A União Européia manterá sua meta para o uso de biocombustíveis apesar das crescentes críticas feitas pelas próprias autoridades de Bruxelas em relação a possíveis conseqüências ecológicas e sociais geradas por esse tipo de combustível.
A Comissão Européia (CE, órgão Executivo da UE) havia determinado que até 2020 os combustíveis de fonte vegetal deveriam representar 10% de todo o combustível consumido pelo setor de transportes do bloco. Recentes críticas de comissários europeus aos biocombustíveis suscitaram dúvidas em relação à disposição do bloco de estimular o uso desses produtos.
A meta, porém, foi confirmada pelo porta-voz de Energia, Ferran Tarradellas, nesta sexta-feira, mesmo depois de o Greenpeace ter divulgado um relatório interno do Joint Research Centre (JRC), o instituto de pesquisas da CE, com mais críticas aos biocombustíveos. Segundo o JRC, os biocombustíveis podem causar mais danos que benefícios, tanto sociais como ambientais.
O estudo coloca em dúvida também a eficiência dos chamados biocombustíveis de segunda geração, produzidos a partir de bagaço e outros dejetos de plantas. Seus autores argumentam que só o transporte de grandes quantidades dessa matéria-prima já ocasionaria a queima de muito combustível, o que neutralizaria as vantagens do biocombustível produzido.
"A incerteza é muito grande para se poder afirmar se a meta de 10% reduzirá ou não os gases de efeito estufa", diz o documento, que não foi publicado oficialmente.
Segundo Tarradellas, o relatório em questão "é uma das diversas contribuições" recebidas para a preparação da diretiva européia contra a mudança climática - que será divulgada em Bruxelas no próximo dia 23 -, e entre as quais "há muitos outros estudos que dizem coisas positivas sobre os biocarburantes".
Polêmica
A revelação do documento contribui com a polêmica em torno da atual política energética e ambiental da UE, desencadeada na segunda-feira passada pelas declarações feitas à BBC pelo comissário europeu para o Meio Ambiente, Stavros Dimas.
Na ocasião, o comissário afirmou que a produção de combustíveis a partir de plantas pode levar a um aumento no preço dos alimentos e incentivar o desmatamento. "Temos visto que os problemas ambientais provocados pelos biocombustíveis e também os problemas sociais são maiores do que pensávamos antes", Dimas admitiu.
Também o comissário europeu para Desenvolvimento, Louis Michel, mostrou-se crítico ao dizer que a UE deve ter cuidado com a "ilusão" dos biocombustíveis.Entretanto, o porta-voz de Energia afirmou que a CE continuará a promover o uso de biocarburantes "por múltiplas razões".
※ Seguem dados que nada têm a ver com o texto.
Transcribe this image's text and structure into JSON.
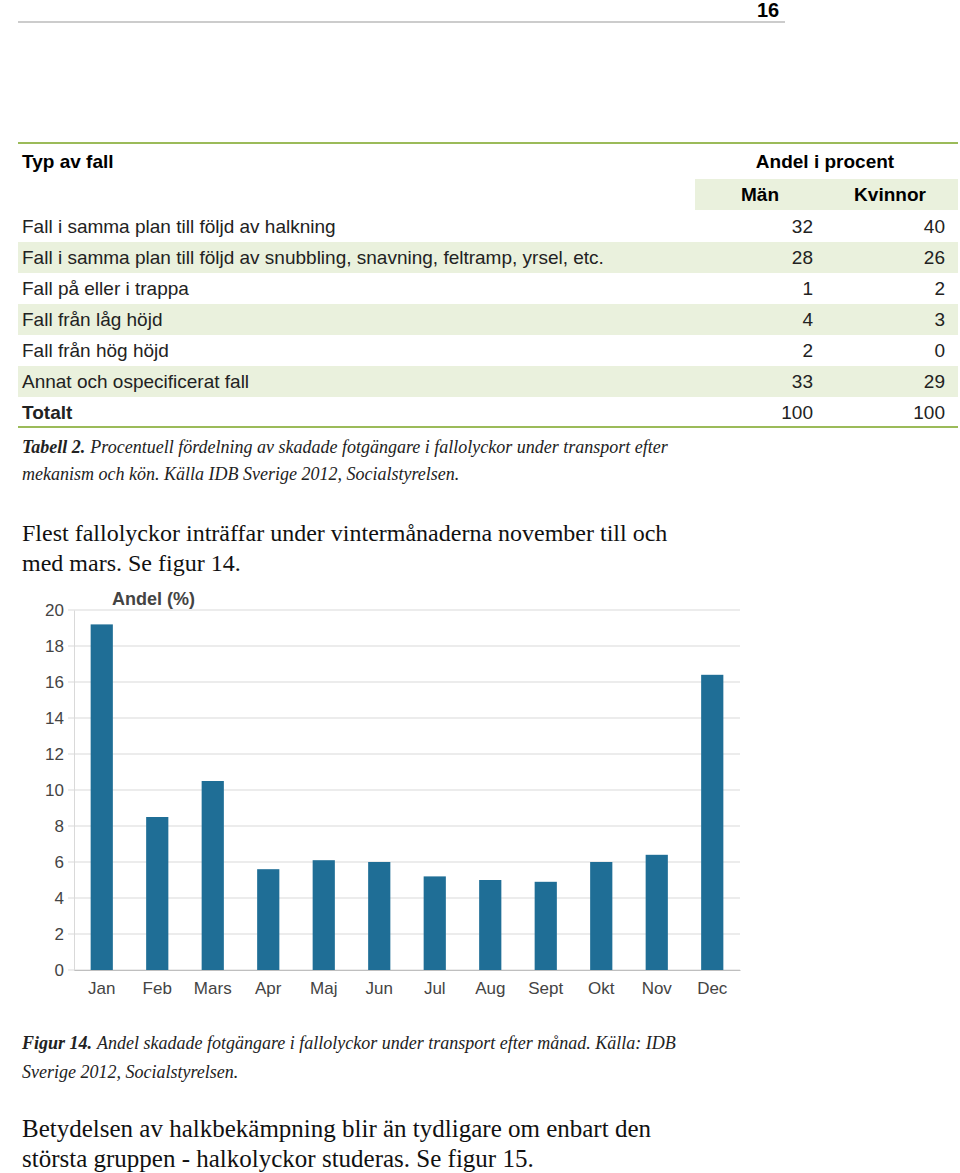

Tarradellas recordou que o estudo de impacto sobre os biocombustíveis, realizado pela CE em janeiro de 2007, indica que os biocombustíveis produzidos de forma sustentável são capazes de reduzir em cerca de 68 milhões de toneladas ao ano as emissões de CO2.
Entre as outras razões, Tarradellas mencionou o "forte impacto" do alto preço do petróleo sobre a economia européia e a "crescente dependência exterior" da UE para o fornecimento do produto. "Tudo isso nos impede de poder ter um controle sobre esse produto, que é essencial para um setor primordial da UE, como o de transportes", concluiu.A comissária européia para Agricultura, Mariann Fischer-Boel, também saiu em defesa da meta para os biocombustíveis nesta sexta-feira.
Em um discurso pronunciado em Berlim, ela voltou a negar que os combustíveis alternativos sejam responsáveis pelo aumento nos preços dos alimentos, já que "a indústria européia de biocombustíveis absorve menos de 2% da produção interna de cereais". Para Fischer-Boel, a meta de 10% é "modesta, se comparada com o que já está acontecendo no Brasil e nos Estados Unidos".